Colonial In The News

Colonial Pipeline 101: Know Colonial



As a mission statement, We are the energy that moves America” is a 30,000-foot view of the service Colonial provides America. But how and where we operate is much more complex. You may know that Colonial Pipeline starts in Houston, Texas and ends in Linden, New Jersey, but understanding the nuances is important to understanding Colonial. 

Start with the basics: Colonial’s length, how and where product enters the line and how and where it comes off the pipeline. 

Colonial by the Numbers

  • Colonial consists of 5,500 miles of liquid petroleum pipelines. Two mainlines form the backbone of Colonial, with 65 stub lines extending from the mainlines to significantly broaden Colonial’s service area. 
  • The mainlines are Lines 1 and 2 Line 1 primarily transport about 1.5 million barrels a day, with Line 2 daily transporting about 1.0 million barrels of distillates – diesel fuel, jet fuel for commercial aviation, home heating oil and fuels for the U.S. military. 
  • These mainlines terminate in Greensboro, N.C., where product is placed in storage for either regional distribution in North Carolina or rescheduling to the Northeast via Lines 3 and 4. Line 3 goes all the way to the New York harbor while Line 4 terminates in central Maryland. 

To get the big picture, understand that Colonial’s 5,500 miles of pipe is part of 185,000 miles of U.S. pipeline infrastructure carrying liquid petroleum products. That makes Colonial about 3% of the pipe. Due to Colonial’s large diameter pipe, we transport between 15%-20% of U.S. pipeline shipments. On the East Coast, that number is closer to 40%. This makes Colonial the largest-volume refined liquid petroleum products pipeline operating in the world.

Injection Sites

Colonial transports more than 100 million gallons of product every day, transporting it from 30 refineries to markets across the Southeast and Eastern Seaboard. The 18 injection points for product are primarily located along the Gulf Coast. The largest inject stations are in Pasadena, Beaumont and Port Arthur, Texas; Lake Charles, Louisiana; and Collins, Mississippi. 

When a gallon of gasoline is injected into Line 1 in Pasadena, it takes about 18 – 21 days traveling at a rate of four miles per hour to reach Linden, New Jersey. 

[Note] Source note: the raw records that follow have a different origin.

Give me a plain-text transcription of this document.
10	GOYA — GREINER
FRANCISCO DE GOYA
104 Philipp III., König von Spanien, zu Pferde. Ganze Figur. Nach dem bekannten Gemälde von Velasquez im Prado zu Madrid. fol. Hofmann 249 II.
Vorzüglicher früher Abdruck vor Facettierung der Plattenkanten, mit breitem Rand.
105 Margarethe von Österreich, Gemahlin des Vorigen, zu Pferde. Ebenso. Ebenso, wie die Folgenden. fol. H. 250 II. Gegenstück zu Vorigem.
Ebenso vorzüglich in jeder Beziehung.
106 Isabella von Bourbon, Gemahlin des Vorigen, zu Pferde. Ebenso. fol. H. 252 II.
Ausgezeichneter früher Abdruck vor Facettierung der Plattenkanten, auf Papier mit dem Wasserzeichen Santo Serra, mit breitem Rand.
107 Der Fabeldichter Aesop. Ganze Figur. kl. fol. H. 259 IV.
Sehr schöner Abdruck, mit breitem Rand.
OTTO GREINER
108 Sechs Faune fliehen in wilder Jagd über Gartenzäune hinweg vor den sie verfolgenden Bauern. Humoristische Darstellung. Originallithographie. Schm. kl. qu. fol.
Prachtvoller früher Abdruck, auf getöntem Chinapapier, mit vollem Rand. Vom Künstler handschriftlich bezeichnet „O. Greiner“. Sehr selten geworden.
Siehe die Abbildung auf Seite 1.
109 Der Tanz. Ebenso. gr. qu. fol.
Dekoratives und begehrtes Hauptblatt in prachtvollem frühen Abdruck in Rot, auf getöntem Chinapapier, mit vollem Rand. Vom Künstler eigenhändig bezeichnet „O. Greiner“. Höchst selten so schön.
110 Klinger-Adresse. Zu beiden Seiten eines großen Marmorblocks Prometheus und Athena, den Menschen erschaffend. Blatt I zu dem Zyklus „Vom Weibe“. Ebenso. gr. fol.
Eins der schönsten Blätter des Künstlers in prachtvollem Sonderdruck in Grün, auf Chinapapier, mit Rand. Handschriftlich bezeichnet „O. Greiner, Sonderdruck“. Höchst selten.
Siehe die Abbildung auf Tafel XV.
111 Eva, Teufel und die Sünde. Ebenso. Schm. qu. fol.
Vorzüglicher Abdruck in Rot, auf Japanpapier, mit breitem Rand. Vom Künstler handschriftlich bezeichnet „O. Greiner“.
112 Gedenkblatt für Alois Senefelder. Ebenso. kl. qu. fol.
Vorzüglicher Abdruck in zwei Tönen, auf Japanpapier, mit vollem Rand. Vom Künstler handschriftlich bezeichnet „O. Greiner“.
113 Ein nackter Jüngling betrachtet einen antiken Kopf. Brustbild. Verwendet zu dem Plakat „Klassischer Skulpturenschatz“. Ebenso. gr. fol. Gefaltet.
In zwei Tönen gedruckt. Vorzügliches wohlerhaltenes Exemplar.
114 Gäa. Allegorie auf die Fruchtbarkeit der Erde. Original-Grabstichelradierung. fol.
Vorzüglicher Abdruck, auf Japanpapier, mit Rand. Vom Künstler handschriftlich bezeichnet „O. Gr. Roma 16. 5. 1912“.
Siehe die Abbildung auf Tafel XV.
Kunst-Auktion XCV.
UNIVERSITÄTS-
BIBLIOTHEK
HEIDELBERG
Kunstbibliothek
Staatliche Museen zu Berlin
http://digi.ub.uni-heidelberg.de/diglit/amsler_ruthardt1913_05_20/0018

Colonial Critical to Several Key Markets

Colonial delivers to customers who ultimately supply consumers. Those deliveries routinely occur on a five-day schedule, so customers can plan their service and schedule their re-supply. Customers, and not Colonial, determine where their product is delivered. That’s why reliability joins safety, efficiency and compliance as one of the four pillars of Colonial’s operations.